Promotional Tastykake items for Fantastic Four. Image: Flowers Foods.

Bread is a key staple for many American families, and Flowers Foods (NYSE:FLO) plays a vital role in getting many well-known bread and bakery products to supermarkets across the country. With its well-known Wonder Bread and Tastykake brands, Flowers Foods has a strong position in a fragmented market, and coming into Wednesday afternoon's fiscal second-quarter financial report, Flowers Foods investors were hoping to see modest gains in its key fundamental benchmarks to prove that the company was still on its growth trajectory. Flowers Foods' results actually were slightly better than most had expected, although its pace of growth still reflected the relative stability of the industry. Let's look more closely at how Flowers Foods did and what might be ahead for the company.

How Flowers Foods got tastier this quarter
Flowers' fiscal second-quarter results bounced back from weakness in previous quarters. Sales climbed 1.8% to $889 million, just inching above the $887.5 million that most investors had expected to see. Adjusted net income rose a much more impressive 18% to $53 million, and that produced adjusted earnings of $0.25 per share, up 19% from the year-ago quarter and well above the $0.22 per share consensus forecast among investors.

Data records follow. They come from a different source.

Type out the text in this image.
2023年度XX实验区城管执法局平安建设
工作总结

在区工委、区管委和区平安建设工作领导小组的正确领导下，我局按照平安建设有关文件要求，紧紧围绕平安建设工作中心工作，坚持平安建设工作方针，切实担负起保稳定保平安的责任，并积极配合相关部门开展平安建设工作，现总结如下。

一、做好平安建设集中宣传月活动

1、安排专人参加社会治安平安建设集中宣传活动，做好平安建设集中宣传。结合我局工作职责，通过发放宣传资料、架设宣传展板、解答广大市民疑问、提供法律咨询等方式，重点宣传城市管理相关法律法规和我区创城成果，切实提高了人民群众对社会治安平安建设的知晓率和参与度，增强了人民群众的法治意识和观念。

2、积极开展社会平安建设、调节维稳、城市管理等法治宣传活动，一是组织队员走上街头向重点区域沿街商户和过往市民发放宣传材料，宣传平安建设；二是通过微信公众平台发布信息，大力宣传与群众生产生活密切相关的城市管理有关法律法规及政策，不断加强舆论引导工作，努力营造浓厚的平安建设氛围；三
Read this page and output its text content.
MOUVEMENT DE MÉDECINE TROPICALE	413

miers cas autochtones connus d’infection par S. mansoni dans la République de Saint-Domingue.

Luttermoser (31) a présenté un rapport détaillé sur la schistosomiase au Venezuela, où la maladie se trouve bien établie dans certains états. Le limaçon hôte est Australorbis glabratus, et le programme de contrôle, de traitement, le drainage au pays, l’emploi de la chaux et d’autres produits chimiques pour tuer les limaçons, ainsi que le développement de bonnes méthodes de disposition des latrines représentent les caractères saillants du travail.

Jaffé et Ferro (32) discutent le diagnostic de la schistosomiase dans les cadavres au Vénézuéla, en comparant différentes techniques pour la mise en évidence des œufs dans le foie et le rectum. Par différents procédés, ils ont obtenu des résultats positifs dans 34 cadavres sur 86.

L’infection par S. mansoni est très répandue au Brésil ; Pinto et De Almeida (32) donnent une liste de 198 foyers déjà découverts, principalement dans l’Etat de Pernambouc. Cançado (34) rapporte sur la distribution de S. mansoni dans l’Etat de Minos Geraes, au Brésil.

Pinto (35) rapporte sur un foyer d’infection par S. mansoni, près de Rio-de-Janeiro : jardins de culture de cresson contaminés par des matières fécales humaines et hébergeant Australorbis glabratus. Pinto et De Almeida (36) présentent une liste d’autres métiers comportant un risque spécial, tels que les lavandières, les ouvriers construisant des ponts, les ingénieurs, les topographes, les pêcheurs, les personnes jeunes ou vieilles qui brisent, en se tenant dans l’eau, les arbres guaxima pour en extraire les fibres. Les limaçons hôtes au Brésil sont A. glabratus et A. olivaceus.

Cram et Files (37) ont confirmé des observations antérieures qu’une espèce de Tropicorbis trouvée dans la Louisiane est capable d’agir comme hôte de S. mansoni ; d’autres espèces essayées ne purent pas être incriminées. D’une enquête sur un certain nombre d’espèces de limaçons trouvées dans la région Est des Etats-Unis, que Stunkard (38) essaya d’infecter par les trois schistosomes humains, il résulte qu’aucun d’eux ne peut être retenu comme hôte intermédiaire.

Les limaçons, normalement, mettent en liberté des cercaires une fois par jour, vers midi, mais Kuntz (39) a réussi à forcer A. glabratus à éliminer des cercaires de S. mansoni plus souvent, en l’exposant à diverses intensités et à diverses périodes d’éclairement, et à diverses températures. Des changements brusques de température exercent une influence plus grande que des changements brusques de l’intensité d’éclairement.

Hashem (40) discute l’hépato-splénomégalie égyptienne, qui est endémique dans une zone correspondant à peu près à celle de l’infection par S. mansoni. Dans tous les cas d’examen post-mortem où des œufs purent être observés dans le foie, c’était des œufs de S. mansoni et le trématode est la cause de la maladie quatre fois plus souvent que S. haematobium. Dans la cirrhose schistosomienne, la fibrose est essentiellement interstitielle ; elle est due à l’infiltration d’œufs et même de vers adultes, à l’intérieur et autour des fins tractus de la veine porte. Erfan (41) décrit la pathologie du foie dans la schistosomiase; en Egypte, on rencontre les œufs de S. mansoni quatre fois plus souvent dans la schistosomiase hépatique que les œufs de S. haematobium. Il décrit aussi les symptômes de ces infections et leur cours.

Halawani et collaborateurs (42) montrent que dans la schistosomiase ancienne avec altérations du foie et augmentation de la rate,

Looking at Flowers Foods' segments shows disparate performance across its two major segments. The direct store delivery unit provided the bulk of Flowers' growth, with segment revenue rising 2.1% on particular strength in branded retail products as well as non-retail and other sales. Store-brand weakness held back the unit's growth, but operating margins for the division climbed by more than a percentage point and a half as adjusted pre-tax earnings before depreciation and amortization jumped 15%.

By contrast, the warehouse segment didn't perform nearly as well, with a revenue gain of just 0.3%. Interestingly, store-branded warehouse sales were strong, climbing nearly 6%. But non-retail and other revenue fell enough to offset most of those gains. Operating margins improved by nearly half a percentage point even though the warehouse unit still lags its direct-to-store on that measure.

Flowers Foods CEO Allen Shiver thought the company posted outstanding results. "In our core markets," Shiver said, "new products combined with our enhanced brand strategy brought consumers to our brands." Meanwhile, Flowers continued to gain traction in both the cake and bread markets, and Shiver noted that "we realized improved manufacturing efficiencies which, when combined with reduced input prices, drove margin expansion."

Can Flowers Foods keep the good times coming?
Some of those efficiencies have come from smart strategic decisions. For instance, Flowers decided to stop making non-retail tortillas late last year, and that has helped boost margins despite hitting warehouse revenues. Similarly, new products in the Tastykake and Mrs. Freshley's cake lines helped drive interest and lead to expanded distribution.

Even with slightly better results than expected, Flowers didn't feel the need to make changes to its guidance for the full fiscal year. The baker still thinks that revenue will come in between $3.786 billion and $3.861 billion, and adjusted earnings will be in a range of $0.96 to $1.01 per share. Those projections are favorable compared to the current consensus forecasts, and they reflect the relatively strong environment in the bakery industry right now.

One question Flowers Foods investors should keep in mind this time next quarter is how the company's promotional efforts work out. A partnership involving the latest Fantastic Four movie started back in July, with limited edition cake packages tied to the characters and plot of the film. Yet with Fantastic Four having opened to less-than-stellar box-office performance, it'll be interesting to see if Flowers' sales reflect any kind of movement from the promotion.

In the long run, though, Flowers Foods appears to be on track in its overall strategy of making smart acquisitions and finding ways to boost efficiency and market share. As long as the baker can produce solid results quarter after quarter, long-term shareholders should find themselves satisfied with their investment in time.